Anne Enright’s novels and short stories: What Are You Like, Taking Pictures, The Gathering, and her latest, The Forgotten Waltz. Reading her is like reading a fairy tale that has the bone structure of psychological realism. Her characters include ghosts, prostitutes, adulterers, strange children. Her odd lyricism blows my mind.

Susan Sontag’s Regarding the Pain of Others in which she re-assesses her former stance on how images of horror can inure us. She is brave, brave, brave, and one holy hell of a writer.

Justin Cronin’s The Passage, a young adult post apocalyptic epic that I read in two days, and it’s 800 pp. long.

Plays: War Horse at Lincoln Center– the sheer amount of spectacle was disturbing in an impressive way. Reminded me of a saying “down to the puritan marrow of my bones there is something in all this richness that I hate.” My favorite theatre piece was John Fleck’s low-budget high-energy solo about his obsession with Judy Garland, Mad Woman, that played in a tiny theatre in Los Feliz.

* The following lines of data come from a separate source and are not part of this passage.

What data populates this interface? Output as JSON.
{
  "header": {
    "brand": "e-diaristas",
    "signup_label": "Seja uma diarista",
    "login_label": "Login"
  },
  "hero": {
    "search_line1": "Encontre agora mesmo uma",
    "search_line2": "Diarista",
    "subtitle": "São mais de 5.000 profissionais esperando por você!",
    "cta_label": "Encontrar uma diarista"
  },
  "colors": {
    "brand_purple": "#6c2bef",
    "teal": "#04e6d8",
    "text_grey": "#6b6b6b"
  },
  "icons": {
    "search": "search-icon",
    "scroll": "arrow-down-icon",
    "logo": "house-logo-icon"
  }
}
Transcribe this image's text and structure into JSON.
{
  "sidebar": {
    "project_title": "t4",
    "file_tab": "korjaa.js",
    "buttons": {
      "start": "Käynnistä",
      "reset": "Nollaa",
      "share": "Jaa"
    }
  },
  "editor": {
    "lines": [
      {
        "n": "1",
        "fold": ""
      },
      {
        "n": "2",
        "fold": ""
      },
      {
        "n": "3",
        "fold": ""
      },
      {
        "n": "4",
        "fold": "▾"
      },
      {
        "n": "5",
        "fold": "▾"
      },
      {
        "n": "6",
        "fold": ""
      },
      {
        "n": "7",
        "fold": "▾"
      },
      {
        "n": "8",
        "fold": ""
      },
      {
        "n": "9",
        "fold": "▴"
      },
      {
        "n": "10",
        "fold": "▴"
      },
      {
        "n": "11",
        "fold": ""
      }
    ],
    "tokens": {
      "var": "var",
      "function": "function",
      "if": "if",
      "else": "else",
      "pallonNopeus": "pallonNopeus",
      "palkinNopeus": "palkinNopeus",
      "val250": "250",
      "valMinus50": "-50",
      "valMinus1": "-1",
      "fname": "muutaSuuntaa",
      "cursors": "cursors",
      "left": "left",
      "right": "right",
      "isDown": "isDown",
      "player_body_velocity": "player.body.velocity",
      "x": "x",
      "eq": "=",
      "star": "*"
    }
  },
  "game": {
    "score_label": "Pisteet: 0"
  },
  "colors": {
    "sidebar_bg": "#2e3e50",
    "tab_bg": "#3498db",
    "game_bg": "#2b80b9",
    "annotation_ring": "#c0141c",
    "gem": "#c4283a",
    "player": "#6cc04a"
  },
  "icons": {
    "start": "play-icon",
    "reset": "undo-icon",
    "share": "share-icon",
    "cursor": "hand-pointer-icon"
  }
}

What he said, what she said, what she said, what he said–on top of which, I recommend Tom Stoppard’s Arcadia on stage and on the page; and Alice Munro’s The View from Castle Rock, in which she, too (like Stoppard, I mean), is consumed with time, and memory, and imagination; also Wallace Stegner’s Crossing to Safety, which holds up beautifully as a meditation about marriage and friendship. And, at the movies, I loved Beginners–a gem of a film, and a perfect slice of memoir (fictional or not)–which features Christopher Plummer at his very best.

Last thought–if you haven’t yet found your way to the Hollywood Bowl, haven’t seen Gustavo Dudamel in action, treat yourself soon, please do… And that’s all for now. Whew.